Spitalfields Music Announces 2024 Programme

Hebrides Ensemble, appearing as part of the Spitalfields Music Festival

Spitalfields Music has announced the full programme for its 2024 Festival, which will take place from 27 June – 10 July at iconic spaces and venues throughout East London. World premieres, cutting-edge new music, cross-artform collaborations and classic repertoire sits at the heart of the festival, which celebrates the extraordinary breadth of classical music.

Curated by Spitalfields Music Chief Executive, Sarah Gee, the 2024 festival places a particular focus on the work of women and female-identifying composers and brings together acclaimed national and international artists of different styles, traditions, genres and artforms for two weeks of unique performances in beautiful and quirky venues. Tickets are on sale now.

Sarah Gee states: “This year, we have drawn inspiration from local history by showcasing works linked to our street markets, our own Royal Palace, and new neighbours, The Vagina Museum.  We’re inviting people to join us in singing some of Fleetwod Mac’s greatest hits – one of the UK’s great bands, and founded by a Bethnal Green local lad – and we’re presenting the world-famous Academy of St. Martin in the Fields for the first time, in a glorious evening of music for string orchestra, including a memorial to Stephen Lawrence, over 30 years since his murder. We’ll also have four walking tours, so people have the chance to understand more about the area of London we’re so proud to call home.

Young Londoners feature through performances by over a hundred singers from local primary schools, and a whimsical look at advertising through the ages, including an interactive market stall.  We’re also partnering with the Royal Academy of Music to take performances into local schools, ensuring everyone has access to music of the highest quality on their doorsteps.

We’re profiling music about climate change, grief and loss, and female-identifying truck drivers, so there’s something for everyone. We’re seeking out lesser-heard composers whose work deserves a wider audience, so there will be unmissable moments.  But underpinning everything we do are the twin imperatives to shine a light on fascinating stories from today and the past, and to make the experience of sharing music with others a joyful, welcoming and enriching experience.”

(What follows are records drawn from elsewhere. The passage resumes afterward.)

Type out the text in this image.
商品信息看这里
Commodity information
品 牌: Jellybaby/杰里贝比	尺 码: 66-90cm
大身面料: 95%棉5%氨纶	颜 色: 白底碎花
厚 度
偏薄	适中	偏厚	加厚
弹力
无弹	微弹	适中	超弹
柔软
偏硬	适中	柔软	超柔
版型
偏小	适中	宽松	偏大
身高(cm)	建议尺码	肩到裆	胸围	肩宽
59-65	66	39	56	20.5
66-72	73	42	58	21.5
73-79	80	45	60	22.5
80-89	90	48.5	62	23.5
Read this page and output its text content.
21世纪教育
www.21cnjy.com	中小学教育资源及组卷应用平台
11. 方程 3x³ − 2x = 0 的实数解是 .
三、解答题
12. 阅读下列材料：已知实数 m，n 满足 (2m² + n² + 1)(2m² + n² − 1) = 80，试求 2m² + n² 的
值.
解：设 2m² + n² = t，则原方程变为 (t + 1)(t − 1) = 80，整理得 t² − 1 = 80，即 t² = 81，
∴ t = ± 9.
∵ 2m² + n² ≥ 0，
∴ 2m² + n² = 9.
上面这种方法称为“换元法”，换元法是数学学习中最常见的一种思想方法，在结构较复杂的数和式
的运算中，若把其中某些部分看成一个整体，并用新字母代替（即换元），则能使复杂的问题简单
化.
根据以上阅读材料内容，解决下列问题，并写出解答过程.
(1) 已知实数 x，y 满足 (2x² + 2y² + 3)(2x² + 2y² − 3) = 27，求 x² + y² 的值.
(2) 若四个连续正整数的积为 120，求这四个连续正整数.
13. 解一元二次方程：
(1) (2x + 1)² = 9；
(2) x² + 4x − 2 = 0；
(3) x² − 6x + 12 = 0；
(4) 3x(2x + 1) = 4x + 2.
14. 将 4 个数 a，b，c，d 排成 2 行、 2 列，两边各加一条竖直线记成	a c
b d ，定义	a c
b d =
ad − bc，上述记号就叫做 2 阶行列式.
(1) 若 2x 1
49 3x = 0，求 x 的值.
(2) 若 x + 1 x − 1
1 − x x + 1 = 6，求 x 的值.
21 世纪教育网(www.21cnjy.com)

Programme highlights include:

  • Nardus Williams and Elizabeth Kenny present a concert celebrating East London’s cosmopolitan history including the influence of immigrants on the city – featuring a world premiere by Roderick Williams and Dr Rommi Smith, alongside music by Henry VIII, Henry Purcell, Daniel Bacheler, Alfonso Ferrabosco and José Marin.
  • Cabaret takes centre stage at the Vagina Museum shining a light on the women who wrote and performed songs that said the unsayable and poked fun at the establishment – featuring never-before heard pieces performed by Anna Pool, Amy J Payne and Erika Gundesen.
  • Manchester Collective return to the festival with a concert of contemporary music at Village Underground featuring the world premiere of a new piece by Jocelyn Campbell alongside music by Imogen Holst, Errollyn Wallen, Missy Mazzoli, Dobrinka Tabakova, Kaija Saariaho and Edmund Finnis.
  • Celebrating 35 years of NMC Recordings, the award-winning record label and arts charity, with a performance featuring many of the artists and work that they have championed over the past three and a half decades.
  • Composer Emily Levy and Writer-Director Mella Faye present the London premiere of Me Without You at Metronome London, a highly personal exploration of love, loss and survival told through music, dance and recorded interviews.
  • The Academy of St. Martin in the Fields make their festival debut with an evening of music for strings, featuring Edward Elgar, Benjamin Britten, Philip Herbert, Ruth Gipps, William Walton and Jonathan Woolgar at a Hawksmoor church close to the Thames.
  • Experimental composer and artist Néfur, who was shortlisted for the BBC Sound of the Year Awards 2021, gives the first live performance of her new album The Water, The Lover which combines her voice with the sounds of disappearing Icelandic glaciers.
  • GBSR Duo and composer, multi-instrumentalist and multimedia artist CHAINES combine amplified percussion, keys and vocals with electronically processed sounds, as they undertake an imaginary autopsy in the World Premiere of Autopsy of an Aberration.
  • Stephanie Lamprea and the Hebrides Ensemble perform three pieces that imagine the story behind Pierrot the clown – Arnold Schoenberg’s Pierrot Lunaire, Helen Grime’s Seven Pierrot Miniatures and a World Premiere from Electra Perivolaris.
  • The Carice Singers perform Berio’s Cries of London, inspired by the street sellers of the city’s markets, alongside the London premieres of six new choral works by emerging composers – as the final chapter of the partnership between Spitalfields Music and Cheltenham Music Festival.
  • An evening of choral music from Byrd, Tallis, de Monte, Weelkes and Gibbons performed by Choir of the Chapels Royal, at the Church of St. Peter ad Vincula, Tower of London where it has been sung for over 400 years.